Неприязнь порой обнаруживает себя в каких-то нечаянных словечках, в каких-то мимолетных взглядах, даже в молчании. После первой же встречи Елизавета Петровна уже знала, что между матерью и дочерью нет ни любви, ни нежности. Их взаимная привязанность диктовалась только обстоятельствами и условностями. От их пары «дочки-матери» веяло холодом нежилого дома. Вдохновленная великодушной мечтой, Елизавета уже воображала себя, а не Иоганну, на месте опекунши этой чудесной девочки. Если ей не удалось сформировать характер великого князя таким, каким хотелось его видеть, то оставалось лишь поверить, что уж расцвету Софии-то она помочь сможет, что сумеет сделать ее счастливой, свободной, независимой женщиной, не покушаясь при этом на законный, традиционный авторитет мужа. Начать серию благодеяний государыня решила с награждения: приказала Разумовскому принести орденские знаки Святой Екатерины. Две придворные дамы Ее Величества прикрепили орден к корсажу Софии-Августы. Елизавета чуть отступила, окинула взглядом свое «творение» – как художник осматривает только что законченное им полотно – и, довольная результатом, послала заговорщическую улыбку Разумовскому. Тот сразу догадался о том, что именно думает императрица по поводу этого никуда не годного, но такого необходимого союза, и его молчаливое одобрение, как это бывало всегда в минуты сомнений, поддержало Елизавету. И она пожелала про себя, чтобы в отношениях девушки с Петром все всегда было так же просто и естественно, как у нее с Алексеем, чтобы их любовь стала такой же сильной, как ее собственная, превратившая фаворита в тайного супруга.
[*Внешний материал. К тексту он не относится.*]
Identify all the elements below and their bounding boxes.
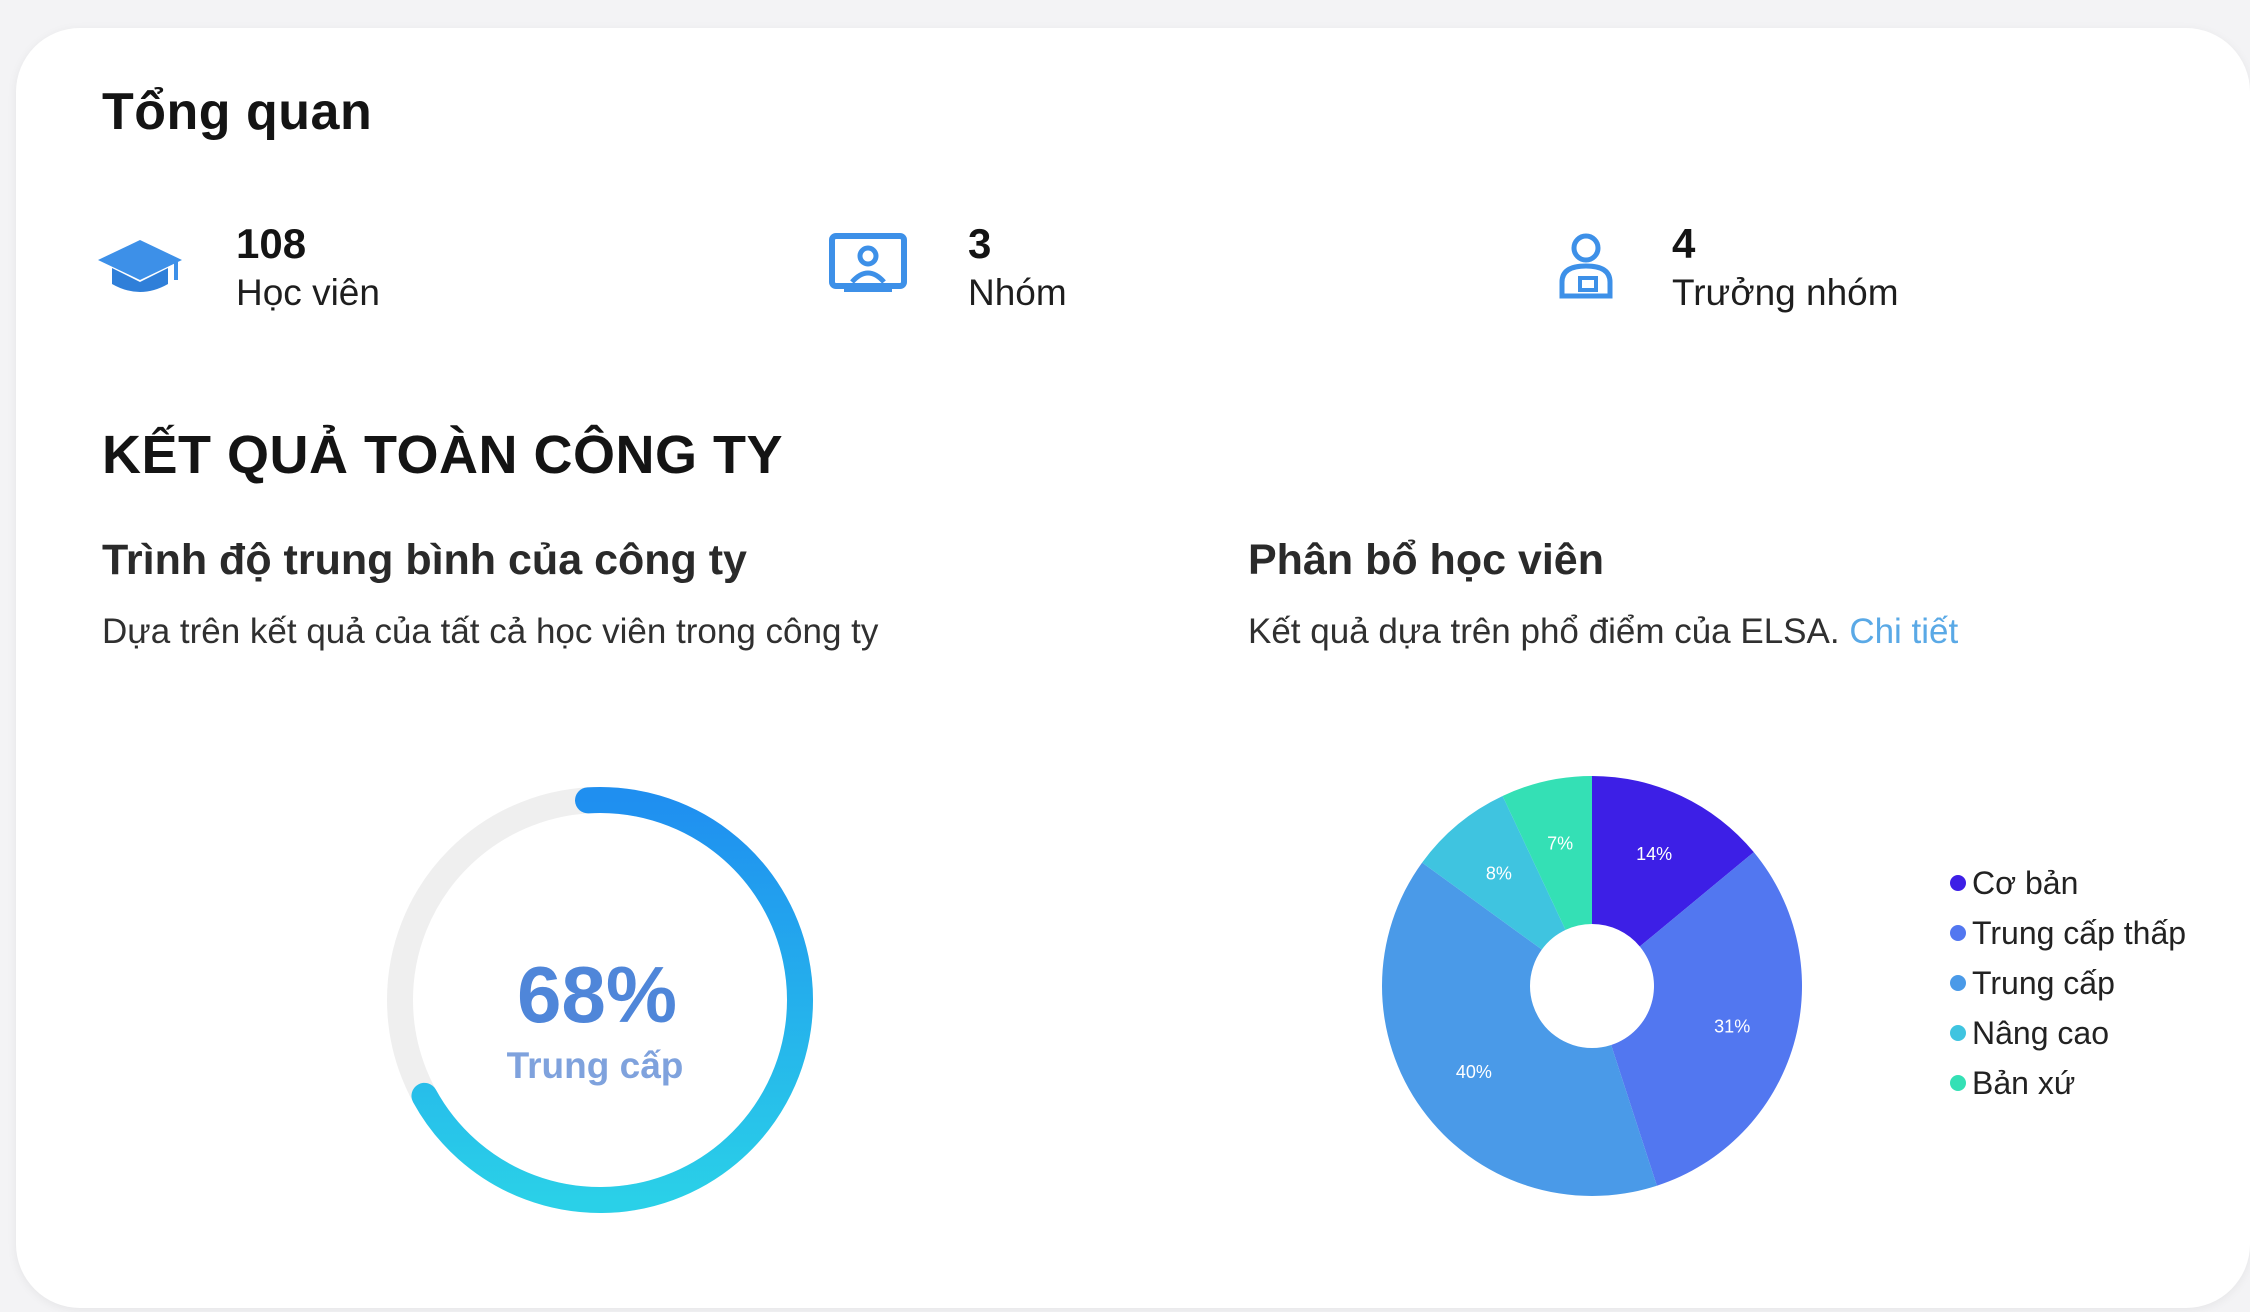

Следующие дни царица сама посвятила наблюдениям за этими чересчур благоразумными детьми, повелела шпионить за ними придворным дамам. В то время как София, казалось, ждала хоть каких-то шагов навстречу со стороны будущего мужа, нелепый наследник престола бубнил не умолкая похвалы прусской армии, что на парадах, что в войнах, заодно принижая Россию: ее обычаи, ее прошлое, даже – ее веру. Все уши бедняжке прожужжал! Может быть, в этом постоянном навязчивом желании бранить все русское выражалась у престолонаследника потребность в самоутверждении? Как бы там ни было, но, словно желая создать противовес хуле, которой осыпал Россию ее будущий супруг, София-Августа вроде бы все больше и больше увлекалась нравами и историей открывающейся ей страны. Два приглашенных для обучения девушки русскому языку и основам православной веры наставника – Василий Ададуров и Симон Тодорский – наперебой восхищались усидчивостью, прилежанием, стараниями своей ученицы. Увлеченная умственным трудом, девочка не откладывала учебников чуть ли не до ночи, да и ночью могла вернуться к книгам, с азартом продвигаясь вперед в изучении самых сложных словарных, грамматических, теологических проблем. И вдруг – заболела.